- iklan -

JAKARTA, ITN- Himpunan Peritel dan Penyewa Pusat Perbelanjaan Indonesia (HIPPINDO) dan Asosiasi Pengelola Pusat Belanja Indonesia (APPBI), bekerja sama dengan Kementerian Koordinator Bidang Perekonomian, Kementerian Perdagangan, Kementerian Pariwisata, Kementerian UMKM, serta Pemerintah Provinsi DKI Jakarta akan menggelar Belanja di Indonesia Aja (BINA) Lebaran 2026.

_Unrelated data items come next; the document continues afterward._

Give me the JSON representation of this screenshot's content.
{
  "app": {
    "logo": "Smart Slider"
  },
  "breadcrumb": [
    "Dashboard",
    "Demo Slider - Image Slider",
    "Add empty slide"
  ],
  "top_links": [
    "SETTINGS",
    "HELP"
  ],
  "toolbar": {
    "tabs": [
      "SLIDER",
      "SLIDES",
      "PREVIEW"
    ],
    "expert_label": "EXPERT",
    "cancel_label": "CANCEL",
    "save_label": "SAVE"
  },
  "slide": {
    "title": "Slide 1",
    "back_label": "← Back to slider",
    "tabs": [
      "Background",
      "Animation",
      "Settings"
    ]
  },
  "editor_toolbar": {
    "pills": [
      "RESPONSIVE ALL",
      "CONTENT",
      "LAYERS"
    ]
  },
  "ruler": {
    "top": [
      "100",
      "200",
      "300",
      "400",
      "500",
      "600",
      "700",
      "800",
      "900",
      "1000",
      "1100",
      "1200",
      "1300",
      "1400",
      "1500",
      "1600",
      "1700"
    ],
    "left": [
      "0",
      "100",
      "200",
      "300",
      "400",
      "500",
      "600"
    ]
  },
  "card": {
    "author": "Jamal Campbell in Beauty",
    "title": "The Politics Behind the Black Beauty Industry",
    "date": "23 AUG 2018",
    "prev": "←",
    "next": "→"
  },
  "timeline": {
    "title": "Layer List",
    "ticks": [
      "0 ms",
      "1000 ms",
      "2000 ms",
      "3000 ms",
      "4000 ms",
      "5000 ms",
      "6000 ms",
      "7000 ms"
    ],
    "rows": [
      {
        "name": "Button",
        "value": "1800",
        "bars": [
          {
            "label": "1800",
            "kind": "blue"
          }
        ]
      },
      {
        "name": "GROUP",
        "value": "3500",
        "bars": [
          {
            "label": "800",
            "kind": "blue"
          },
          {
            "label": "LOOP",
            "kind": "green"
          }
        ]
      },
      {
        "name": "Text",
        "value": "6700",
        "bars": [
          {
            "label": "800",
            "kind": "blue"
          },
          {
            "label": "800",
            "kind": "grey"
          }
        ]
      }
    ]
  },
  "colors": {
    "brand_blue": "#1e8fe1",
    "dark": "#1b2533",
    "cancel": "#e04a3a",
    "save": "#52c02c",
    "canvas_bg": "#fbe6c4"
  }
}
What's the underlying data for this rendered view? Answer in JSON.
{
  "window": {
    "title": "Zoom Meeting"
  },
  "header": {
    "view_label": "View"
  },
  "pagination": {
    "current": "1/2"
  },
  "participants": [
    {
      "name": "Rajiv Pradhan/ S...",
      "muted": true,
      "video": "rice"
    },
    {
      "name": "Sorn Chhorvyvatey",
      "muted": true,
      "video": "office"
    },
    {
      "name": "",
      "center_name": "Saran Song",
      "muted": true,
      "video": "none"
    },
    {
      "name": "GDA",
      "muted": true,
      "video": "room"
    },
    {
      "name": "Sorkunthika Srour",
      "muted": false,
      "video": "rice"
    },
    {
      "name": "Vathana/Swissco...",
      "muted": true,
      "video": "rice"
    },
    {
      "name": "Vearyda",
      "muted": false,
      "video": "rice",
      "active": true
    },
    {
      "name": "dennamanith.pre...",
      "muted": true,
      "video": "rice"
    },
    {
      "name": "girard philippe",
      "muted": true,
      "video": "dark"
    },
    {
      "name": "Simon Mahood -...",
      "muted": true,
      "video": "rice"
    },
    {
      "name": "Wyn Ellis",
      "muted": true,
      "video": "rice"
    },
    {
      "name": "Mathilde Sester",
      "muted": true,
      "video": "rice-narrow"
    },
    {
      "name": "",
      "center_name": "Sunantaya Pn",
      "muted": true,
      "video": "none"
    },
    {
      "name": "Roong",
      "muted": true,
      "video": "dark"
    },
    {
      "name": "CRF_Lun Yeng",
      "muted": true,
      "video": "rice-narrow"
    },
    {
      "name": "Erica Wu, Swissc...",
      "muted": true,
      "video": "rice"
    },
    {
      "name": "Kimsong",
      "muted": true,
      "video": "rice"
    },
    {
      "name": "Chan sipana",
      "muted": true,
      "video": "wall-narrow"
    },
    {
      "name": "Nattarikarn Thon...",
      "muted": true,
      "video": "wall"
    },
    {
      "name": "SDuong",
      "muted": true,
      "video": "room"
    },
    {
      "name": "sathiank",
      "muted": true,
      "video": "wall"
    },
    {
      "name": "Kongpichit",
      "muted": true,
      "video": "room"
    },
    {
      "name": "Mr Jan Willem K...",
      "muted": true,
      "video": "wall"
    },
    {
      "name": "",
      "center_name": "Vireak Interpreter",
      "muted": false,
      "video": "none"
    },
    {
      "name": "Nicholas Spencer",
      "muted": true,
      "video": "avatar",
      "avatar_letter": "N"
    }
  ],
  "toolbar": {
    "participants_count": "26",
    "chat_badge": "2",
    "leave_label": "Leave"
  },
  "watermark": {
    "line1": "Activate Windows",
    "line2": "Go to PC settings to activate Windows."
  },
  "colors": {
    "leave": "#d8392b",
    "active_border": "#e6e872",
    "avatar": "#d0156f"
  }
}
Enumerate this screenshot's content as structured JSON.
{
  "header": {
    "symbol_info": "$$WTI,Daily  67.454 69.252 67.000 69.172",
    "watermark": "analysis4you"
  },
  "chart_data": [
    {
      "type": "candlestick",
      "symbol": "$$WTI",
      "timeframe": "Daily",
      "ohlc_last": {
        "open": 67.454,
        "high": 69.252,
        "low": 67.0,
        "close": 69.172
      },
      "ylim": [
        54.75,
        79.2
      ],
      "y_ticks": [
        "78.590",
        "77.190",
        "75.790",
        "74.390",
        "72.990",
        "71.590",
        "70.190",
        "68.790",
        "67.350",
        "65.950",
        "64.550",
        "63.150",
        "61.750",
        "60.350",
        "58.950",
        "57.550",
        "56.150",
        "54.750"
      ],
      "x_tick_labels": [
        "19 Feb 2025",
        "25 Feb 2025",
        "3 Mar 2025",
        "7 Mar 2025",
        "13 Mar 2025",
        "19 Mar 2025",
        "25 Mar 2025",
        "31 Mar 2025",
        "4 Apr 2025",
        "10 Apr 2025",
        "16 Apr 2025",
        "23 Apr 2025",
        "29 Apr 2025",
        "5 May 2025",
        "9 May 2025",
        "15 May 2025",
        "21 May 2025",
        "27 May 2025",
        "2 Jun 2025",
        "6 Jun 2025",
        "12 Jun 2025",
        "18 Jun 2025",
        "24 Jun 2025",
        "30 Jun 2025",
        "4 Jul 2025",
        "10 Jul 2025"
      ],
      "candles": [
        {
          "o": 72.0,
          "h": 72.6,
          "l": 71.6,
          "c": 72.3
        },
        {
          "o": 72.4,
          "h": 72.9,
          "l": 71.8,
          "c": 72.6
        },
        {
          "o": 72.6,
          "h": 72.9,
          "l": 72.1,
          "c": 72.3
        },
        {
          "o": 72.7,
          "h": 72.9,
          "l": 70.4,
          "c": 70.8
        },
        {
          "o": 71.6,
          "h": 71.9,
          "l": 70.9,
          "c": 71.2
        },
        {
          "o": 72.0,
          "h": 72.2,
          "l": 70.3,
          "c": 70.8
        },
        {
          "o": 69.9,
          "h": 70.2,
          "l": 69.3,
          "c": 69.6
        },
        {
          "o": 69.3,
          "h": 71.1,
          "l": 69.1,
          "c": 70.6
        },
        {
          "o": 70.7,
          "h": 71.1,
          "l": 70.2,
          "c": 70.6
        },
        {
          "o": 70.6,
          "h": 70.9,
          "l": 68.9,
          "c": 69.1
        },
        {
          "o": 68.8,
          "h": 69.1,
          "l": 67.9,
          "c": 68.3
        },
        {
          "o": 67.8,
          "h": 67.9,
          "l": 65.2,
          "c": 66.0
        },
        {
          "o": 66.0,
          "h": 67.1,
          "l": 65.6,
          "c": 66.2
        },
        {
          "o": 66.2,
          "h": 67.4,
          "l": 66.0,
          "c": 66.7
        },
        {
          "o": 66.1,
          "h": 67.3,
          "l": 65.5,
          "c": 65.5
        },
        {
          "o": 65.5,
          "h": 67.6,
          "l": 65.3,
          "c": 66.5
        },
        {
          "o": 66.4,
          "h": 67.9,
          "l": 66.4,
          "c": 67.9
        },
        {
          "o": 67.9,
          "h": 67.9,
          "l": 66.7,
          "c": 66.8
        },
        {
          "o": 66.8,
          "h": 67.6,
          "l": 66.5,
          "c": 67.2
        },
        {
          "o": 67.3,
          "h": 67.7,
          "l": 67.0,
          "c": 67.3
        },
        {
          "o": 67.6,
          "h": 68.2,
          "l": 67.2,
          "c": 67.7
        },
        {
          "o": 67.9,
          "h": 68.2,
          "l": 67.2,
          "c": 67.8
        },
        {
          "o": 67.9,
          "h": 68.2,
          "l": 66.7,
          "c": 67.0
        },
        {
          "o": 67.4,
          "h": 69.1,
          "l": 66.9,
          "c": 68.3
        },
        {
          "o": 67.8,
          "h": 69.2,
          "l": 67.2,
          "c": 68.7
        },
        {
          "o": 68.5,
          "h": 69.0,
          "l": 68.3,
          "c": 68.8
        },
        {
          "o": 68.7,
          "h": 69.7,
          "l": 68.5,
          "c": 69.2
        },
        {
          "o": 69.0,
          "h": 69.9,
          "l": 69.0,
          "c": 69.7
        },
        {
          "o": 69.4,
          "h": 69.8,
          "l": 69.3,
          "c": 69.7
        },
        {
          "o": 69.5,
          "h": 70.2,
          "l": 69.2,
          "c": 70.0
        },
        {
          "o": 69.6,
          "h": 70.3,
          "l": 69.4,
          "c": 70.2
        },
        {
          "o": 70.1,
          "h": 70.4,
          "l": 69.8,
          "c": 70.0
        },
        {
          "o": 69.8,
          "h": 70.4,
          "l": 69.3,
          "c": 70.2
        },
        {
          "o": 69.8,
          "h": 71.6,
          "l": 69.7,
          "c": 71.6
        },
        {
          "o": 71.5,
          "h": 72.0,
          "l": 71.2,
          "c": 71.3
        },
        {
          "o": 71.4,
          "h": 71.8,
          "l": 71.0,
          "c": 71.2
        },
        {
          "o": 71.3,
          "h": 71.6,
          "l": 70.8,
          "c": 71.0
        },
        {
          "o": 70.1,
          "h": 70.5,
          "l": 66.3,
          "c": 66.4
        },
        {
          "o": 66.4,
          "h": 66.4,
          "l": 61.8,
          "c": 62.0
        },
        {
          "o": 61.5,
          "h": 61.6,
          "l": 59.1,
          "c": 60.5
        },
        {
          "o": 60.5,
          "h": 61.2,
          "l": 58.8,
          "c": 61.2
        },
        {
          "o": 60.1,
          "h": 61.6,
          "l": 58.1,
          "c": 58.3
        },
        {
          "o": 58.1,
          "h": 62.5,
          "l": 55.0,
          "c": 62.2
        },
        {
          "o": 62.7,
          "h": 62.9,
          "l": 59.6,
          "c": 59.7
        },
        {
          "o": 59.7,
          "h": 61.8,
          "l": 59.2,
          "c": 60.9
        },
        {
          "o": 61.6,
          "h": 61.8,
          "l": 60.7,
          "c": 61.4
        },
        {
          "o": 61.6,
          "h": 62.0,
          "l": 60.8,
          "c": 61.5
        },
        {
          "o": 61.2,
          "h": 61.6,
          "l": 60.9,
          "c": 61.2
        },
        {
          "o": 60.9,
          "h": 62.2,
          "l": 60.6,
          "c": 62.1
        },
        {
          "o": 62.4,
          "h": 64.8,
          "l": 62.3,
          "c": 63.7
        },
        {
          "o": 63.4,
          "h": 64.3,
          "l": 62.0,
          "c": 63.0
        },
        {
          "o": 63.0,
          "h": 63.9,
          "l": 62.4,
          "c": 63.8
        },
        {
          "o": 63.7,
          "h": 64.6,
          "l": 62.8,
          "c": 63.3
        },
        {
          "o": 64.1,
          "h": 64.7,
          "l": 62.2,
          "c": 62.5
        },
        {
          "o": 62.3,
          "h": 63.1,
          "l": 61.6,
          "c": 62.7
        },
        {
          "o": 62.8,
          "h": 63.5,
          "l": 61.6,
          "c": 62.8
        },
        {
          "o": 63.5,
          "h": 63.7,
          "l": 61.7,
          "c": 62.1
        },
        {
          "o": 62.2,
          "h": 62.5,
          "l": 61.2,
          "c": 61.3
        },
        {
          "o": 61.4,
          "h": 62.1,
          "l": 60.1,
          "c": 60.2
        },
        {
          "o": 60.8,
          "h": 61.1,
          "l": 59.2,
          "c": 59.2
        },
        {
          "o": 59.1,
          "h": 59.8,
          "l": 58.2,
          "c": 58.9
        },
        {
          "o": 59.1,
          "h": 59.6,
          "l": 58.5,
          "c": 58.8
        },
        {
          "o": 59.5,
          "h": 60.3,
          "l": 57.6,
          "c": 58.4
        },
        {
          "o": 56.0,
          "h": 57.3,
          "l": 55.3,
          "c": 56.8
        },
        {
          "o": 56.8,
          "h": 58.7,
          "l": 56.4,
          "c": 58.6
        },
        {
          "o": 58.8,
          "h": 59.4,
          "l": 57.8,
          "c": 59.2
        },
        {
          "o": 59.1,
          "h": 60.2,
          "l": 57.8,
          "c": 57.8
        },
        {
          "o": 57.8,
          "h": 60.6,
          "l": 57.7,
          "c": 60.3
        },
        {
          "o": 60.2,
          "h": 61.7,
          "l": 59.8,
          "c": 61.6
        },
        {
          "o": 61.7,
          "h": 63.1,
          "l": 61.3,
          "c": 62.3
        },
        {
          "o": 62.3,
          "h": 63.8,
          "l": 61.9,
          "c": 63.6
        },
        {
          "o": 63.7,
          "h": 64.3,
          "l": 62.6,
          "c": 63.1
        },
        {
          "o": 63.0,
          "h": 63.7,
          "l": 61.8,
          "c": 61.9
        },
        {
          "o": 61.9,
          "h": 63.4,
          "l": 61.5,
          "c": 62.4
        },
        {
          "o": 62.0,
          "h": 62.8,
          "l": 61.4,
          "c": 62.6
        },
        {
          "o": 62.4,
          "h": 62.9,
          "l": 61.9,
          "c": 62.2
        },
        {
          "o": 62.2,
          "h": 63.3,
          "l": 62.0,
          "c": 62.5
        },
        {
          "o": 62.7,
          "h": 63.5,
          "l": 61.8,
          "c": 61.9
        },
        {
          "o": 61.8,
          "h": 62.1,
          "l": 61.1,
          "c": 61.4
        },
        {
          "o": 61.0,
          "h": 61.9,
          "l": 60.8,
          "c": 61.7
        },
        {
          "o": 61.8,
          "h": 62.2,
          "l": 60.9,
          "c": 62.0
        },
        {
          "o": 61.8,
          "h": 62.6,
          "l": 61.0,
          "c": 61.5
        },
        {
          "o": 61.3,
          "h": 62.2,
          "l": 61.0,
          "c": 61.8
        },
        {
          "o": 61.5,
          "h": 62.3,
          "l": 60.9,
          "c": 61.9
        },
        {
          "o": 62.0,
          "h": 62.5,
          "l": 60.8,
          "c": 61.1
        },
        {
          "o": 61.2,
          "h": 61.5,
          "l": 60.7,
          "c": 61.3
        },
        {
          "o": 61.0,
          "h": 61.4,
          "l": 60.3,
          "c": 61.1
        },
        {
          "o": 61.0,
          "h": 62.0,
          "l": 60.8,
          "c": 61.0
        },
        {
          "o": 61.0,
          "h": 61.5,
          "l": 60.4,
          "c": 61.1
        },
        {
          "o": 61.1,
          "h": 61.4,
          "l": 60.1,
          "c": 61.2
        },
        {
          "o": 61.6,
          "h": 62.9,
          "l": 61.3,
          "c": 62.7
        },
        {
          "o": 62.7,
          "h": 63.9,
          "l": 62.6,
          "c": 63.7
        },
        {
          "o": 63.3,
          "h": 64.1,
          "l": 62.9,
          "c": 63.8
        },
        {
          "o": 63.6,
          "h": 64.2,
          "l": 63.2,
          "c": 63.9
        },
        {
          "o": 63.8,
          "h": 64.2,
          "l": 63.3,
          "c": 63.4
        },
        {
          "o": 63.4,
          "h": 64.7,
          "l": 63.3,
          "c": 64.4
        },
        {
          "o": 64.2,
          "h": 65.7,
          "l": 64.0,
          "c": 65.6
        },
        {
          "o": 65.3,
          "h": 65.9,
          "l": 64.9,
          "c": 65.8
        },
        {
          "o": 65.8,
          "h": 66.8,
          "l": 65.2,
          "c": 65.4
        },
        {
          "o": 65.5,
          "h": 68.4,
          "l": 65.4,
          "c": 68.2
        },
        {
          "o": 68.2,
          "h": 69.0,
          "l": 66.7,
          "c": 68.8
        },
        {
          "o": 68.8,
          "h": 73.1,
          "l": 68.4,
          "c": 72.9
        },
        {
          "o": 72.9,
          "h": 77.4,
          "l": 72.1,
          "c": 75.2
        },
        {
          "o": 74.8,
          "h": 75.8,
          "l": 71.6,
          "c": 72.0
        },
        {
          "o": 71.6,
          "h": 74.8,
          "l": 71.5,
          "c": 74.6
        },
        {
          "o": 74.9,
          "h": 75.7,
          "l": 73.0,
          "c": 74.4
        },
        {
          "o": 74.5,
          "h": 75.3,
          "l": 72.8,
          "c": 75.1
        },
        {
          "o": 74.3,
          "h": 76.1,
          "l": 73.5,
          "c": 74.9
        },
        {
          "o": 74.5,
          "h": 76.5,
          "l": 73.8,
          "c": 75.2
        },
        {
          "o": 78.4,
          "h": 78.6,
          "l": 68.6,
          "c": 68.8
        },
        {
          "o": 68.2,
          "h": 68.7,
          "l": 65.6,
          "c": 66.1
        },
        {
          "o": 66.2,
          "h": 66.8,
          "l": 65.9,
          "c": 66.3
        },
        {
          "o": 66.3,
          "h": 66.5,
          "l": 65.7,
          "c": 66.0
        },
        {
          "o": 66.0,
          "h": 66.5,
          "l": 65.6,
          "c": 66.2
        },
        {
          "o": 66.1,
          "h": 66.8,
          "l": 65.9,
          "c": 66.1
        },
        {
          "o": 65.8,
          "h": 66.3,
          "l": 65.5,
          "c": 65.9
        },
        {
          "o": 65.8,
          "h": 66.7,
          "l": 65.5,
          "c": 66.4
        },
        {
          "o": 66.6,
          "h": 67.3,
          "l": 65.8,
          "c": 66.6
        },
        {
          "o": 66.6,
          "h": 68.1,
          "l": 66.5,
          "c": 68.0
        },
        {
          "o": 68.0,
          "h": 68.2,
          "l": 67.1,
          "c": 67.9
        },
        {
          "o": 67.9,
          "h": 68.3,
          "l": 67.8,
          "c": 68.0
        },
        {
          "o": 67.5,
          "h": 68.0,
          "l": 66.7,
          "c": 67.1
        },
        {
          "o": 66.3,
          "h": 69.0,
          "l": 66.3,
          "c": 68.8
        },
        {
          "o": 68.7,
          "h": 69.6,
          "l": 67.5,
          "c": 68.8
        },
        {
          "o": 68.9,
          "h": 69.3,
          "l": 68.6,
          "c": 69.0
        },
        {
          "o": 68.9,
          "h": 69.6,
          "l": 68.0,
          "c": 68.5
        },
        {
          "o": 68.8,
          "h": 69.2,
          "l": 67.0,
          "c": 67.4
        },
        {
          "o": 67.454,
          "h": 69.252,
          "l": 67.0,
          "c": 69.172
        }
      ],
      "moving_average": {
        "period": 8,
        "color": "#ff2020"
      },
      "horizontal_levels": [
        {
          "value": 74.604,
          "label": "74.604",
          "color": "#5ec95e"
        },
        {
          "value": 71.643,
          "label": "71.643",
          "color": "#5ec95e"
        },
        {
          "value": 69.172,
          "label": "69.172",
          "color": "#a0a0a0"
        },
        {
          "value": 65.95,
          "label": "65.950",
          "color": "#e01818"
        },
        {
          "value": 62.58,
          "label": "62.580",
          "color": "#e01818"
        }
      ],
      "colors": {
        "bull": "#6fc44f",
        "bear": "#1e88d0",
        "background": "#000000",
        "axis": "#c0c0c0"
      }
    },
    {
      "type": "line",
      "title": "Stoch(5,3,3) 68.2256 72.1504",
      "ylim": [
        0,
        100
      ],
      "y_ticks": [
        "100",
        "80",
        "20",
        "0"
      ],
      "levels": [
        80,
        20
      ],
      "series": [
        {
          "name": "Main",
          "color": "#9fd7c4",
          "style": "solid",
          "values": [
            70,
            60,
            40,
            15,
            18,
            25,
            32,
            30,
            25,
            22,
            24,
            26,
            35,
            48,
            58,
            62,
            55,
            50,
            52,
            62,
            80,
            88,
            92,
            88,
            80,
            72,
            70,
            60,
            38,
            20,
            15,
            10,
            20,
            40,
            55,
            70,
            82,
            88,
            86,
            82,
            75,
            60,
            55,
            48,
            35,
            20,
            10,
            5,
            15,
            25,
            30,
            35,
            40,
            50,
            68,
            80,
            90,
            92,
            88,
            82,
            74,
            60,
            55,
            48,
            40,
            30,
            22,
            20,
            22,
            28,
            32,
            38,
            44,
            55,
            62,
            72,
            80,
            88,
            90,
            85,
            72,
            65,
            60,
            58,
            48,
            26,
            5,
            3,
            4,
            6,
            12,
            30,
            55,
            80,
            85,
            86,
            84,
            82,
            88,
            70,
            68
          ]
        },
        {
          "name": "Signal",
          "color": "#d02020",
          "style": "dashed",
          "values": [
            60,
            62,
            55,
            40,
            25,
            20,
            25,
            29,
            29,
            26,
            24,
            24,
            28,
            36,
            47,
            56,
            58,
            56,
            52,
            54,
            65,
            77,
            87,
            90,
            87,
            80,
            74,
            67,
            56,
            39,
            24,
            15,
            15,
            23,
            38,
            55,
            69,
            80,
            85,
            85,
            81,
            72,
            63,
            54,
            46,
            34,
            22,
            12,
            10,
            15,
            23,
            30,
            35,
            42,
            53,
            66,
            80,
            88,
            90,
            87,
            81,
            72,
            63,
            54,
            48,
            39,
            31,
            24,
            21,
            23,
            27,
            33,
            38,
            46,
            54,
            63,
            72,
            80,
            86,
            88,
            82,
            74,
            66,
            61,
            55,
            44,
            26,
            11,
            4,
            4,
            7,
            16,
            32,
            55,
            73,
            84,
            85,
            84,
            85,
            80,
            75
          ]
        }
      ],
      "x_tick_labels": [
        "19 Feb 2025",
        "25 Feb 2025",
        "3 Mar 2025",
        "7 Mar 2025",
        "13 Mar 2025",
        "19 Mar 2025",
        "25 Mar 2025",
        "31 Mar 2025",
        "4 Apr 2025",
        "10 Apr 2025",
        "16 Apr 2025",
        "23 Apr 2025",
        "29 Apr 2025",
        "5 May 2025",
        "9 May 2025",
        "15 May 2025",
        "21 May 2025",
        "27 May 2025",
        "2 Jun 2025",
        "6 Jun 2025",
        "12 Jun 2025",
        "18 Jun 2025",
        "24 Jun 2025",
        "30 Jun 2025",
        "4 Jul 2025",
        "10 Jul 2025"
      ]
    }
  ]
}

BINA Lebaran 2026 merupakan bagian dari program Belanja di Indonesia Aja. Kegiatan yang menjadi momentum strategis dalam memperkuat konsumsi domestik menjelang Hari Raya Idul Fitri ini akan berlangsung pada 6–30 Maret 2026 di lebih dari 400 pusat perbelanjaan di seluruh Indonesia, termasuk gerai di stasiun dan bandara.

-iklan-

Sebelumnya, Kementerian Pariwisata bersama Kementerian Ekonomi Kreatif, HIPPINDO, dan APPBI telah menggelar kegiatan Bangga Berwisata di Indonesia (BBWI) Travel Fair 2026 sebagai ajang promosi paket wisata domestik sekaligus aktivasi kampanye Belanja di Indonesia Aja. BBWI Travel Fair menjadi bagian dari sinergi nasional antara kampanye wisata dan gerakan belanja dalam negeri menjelang puncak musim Lebaran 2026. Mengusung tema “Meraya Bersama”, kegiatan ini diikuti oleh 28 seller dari industri pariwisata, UMKM, dan ritel Indonesia.

Mewakili Kementerian Pariwisata, Staf Ahli Bidang Transformasi Digital dan Inovasi Pariwisata Kementerian Pariwisata, Masruroh menyampaikan bahwa momentum Lebaran merupakan periode pergerakan wisatawan nusantara yang sangat signifikan. “Periode Lebaran selalu menjadi pendorong utama pergerakan wisata domestik. Sinergi antara BBWI dan BINA akan memperkuat dampak ekonomi di berbagai daerah. Ketika wisatawan bergerak, sektor perhotelan, transportasi, kuliner hingga ritel akan ikut terdorong. Integrasi wisata dan belanja menjadi strategi efektif untuk memperpanjang lama tinggal dan meningkatkan belanja wisatawan,” ujar Masyuroh saat Konferensi pers BINA Lebaran 2026 yang bertepatan dengan rangkaian kegiatan BBWI Travel Fair yang digelar pada 13–15 Februari 2026 di Mosaic Walk, Kota Kasablanka Mall, Jakarta.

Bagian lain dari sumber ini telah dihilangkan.